E’ un’infiammazione acuta (dovuta di solito a un’infezione virale oppure ad un avvelenamento da alcol o ad un’intossicazione da droghe) o cronica (responsabile della graduale distruzione dell’organo)del fegato che provoca la distruzione delle cellule epatiche.
FORME DI EPATITE
Le forme virali di epatite sono state classificate dalla A alla G secondo il tipo di virus. I tipi che si presentano più frequentemente sono l’epatite A, la B e la C.
Dopo un periodo variabile di incubazione l’epatite virale acuta provoca debolezza, nausea, vomito, febbre e stanchezza; è possibile che si sviluppi anche l’ittero (cioè la colorazione gialla di pelle e mucose), accompagnato da perdita di appetito e malessere nella zona del fegato e l’urina diventa più scura.
I virus che provocano l’epatite possono essere trasmessi:
per via digestiva dopo l’ingestione di acqua o alimenti contaminati (epatiti A, E ed F);
per via ematica attraverso una siringa contaminata o una trasfusione di sangue infetto (epatiti B, C, D e G).
Nella maggior parte dei casi, fatta eccezione per le epatiti B, C e D che possono evolvere in una forma cronica per periodi superiori ai 6 mesi, l’epatite acuta si risolve spontaneamente nel giro di poche settimane.
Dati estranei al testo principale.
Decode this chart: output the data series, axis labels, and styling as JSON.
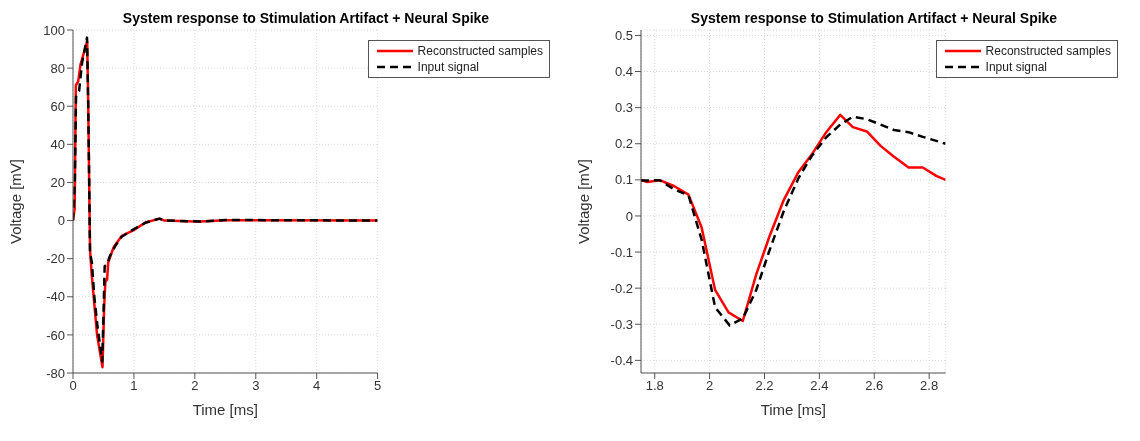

Raramente può invece portare al rapido deterioramento del fegato fino a richiederne il trapianto d’urgenza.
Un tipo particolare di epatite è quella acuta da alcol dovuta appunto ad un consumo regolare di grandi quantità di bevande alcoliche che può portare alla distruzione delle cellule del fegato e, a lungo andare, degenerare in cirrosi.
L’epatite A è la più comune e meno grave, colpisce circa il 90% della popolazione dei Paesi in via di sviluppo a causa delle scarse condizioni igieniche.
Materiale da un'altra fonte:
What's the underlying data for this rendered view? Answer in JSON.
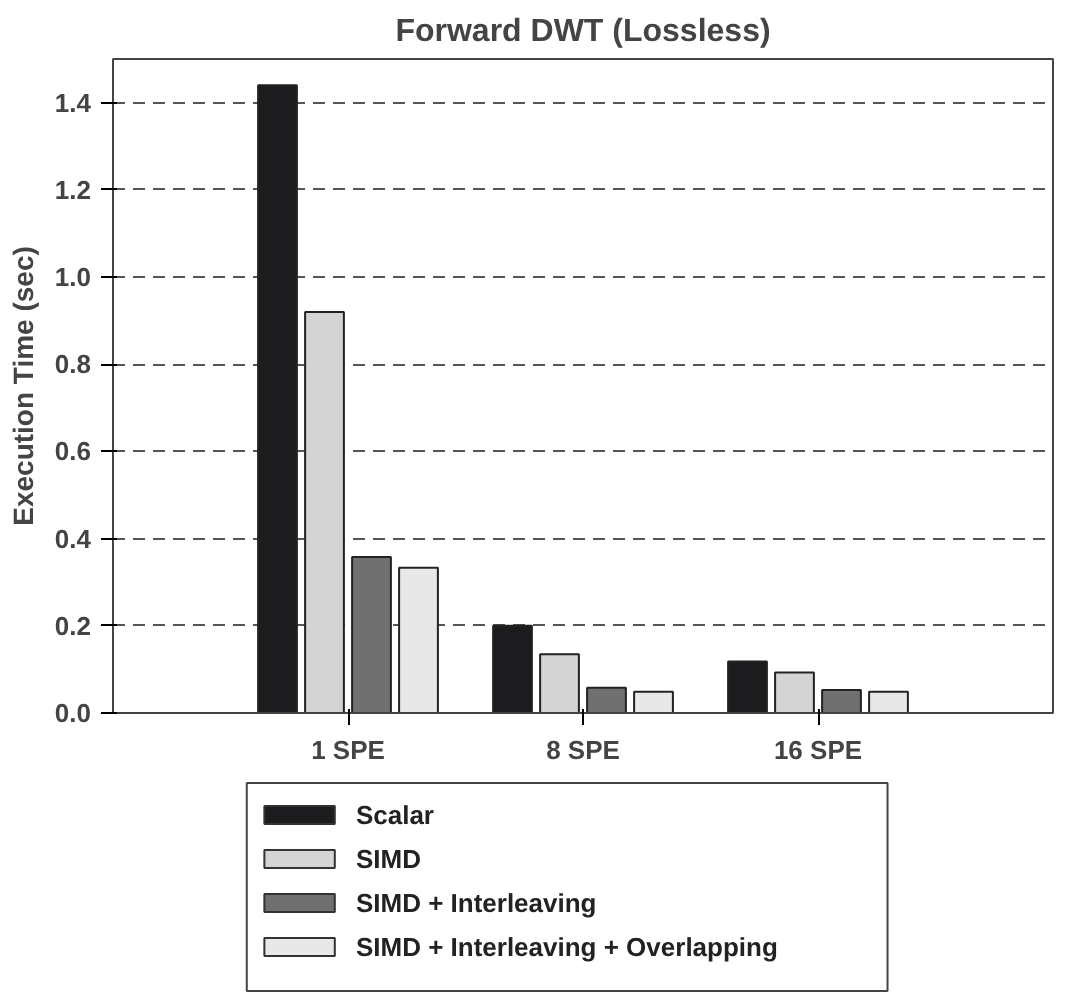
{
  "chart_data": {
    "type": "bar",
    "title": "Forward DWT (Lossless)",
    "ylabel": "Execution Time (sec)",
    "categories": [
      "1 SPE",
      "8 SPE",
      "16 SPE"
    ],
    "series": [
      {
        "name": "Scalar",
        "color": "#1c1b1d",
        "values": [
          1.44,
          0.2,
          0.118
        ]
      },
      {
        "name": "SIMD",
        "color": "#d4d4d4",
        "values": [
          0.92,
          0.135,
          0.093
        ]
      },
      {
        "name": "SIMD + Interleaving",
        "color": "#707070",
        "values": [
          0.358,
          0.058,
          0.053
        ]
      },
      {
        "name": "SIMD + Interleaving + Overlapping",
        "color": "#e8e8e8",
        "values": [
          0.333,
          0.049,
          0.049
        ]
      }
    ],
    "ylim": [
      0,
      1.5
    ],
    "yticks": [
      {
        "value": 0,
        "label": "0.0"
      },
      {
        "value": 0.2,
        "label": "0.2"
      },
      {
        "value": 0.4,
        "label": "0.4"
      },
      {
        "value": 0.6,
        "label": "0.6"
      },
      {
        "value": 0.8,
        "label": "0.8"
      },
      {
        "value": 1.0,
        "label": "1.0"
      },
      {
        "value": 1.2,
        "label": "1.2"
      },
      {
        "value": 1.4,
        "label": "1.4"
      }
    ],
    "grid": "y",
    "legend": "bottom"
  }
}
QUANDO SI DEVE RICORRERE AL TRAPIANTO?
Quando un fegato è irrimediabilmente danneggiato non riesce più ad assolvere alle sue funzioni; siamo in presenza di insufficienza epatica, si programma perciò un trapianto per sostituire l’organo malato con uno sano. Il fegato del paziente viene rimosso completamente e sostituito con uno intero espiantato da un paziente cerebralmente morto, oppure da una porzione presa da un donatore volontario. Una volta terminato l’intervento sono necessari una ventina di giorni per verificare che il nuovo fegato funzioni adeguatamente; il rischio di rigetto viene tenuto sotto controllo da una cura immunosoppressiva che il soggetto deve seguire per tutta la vita.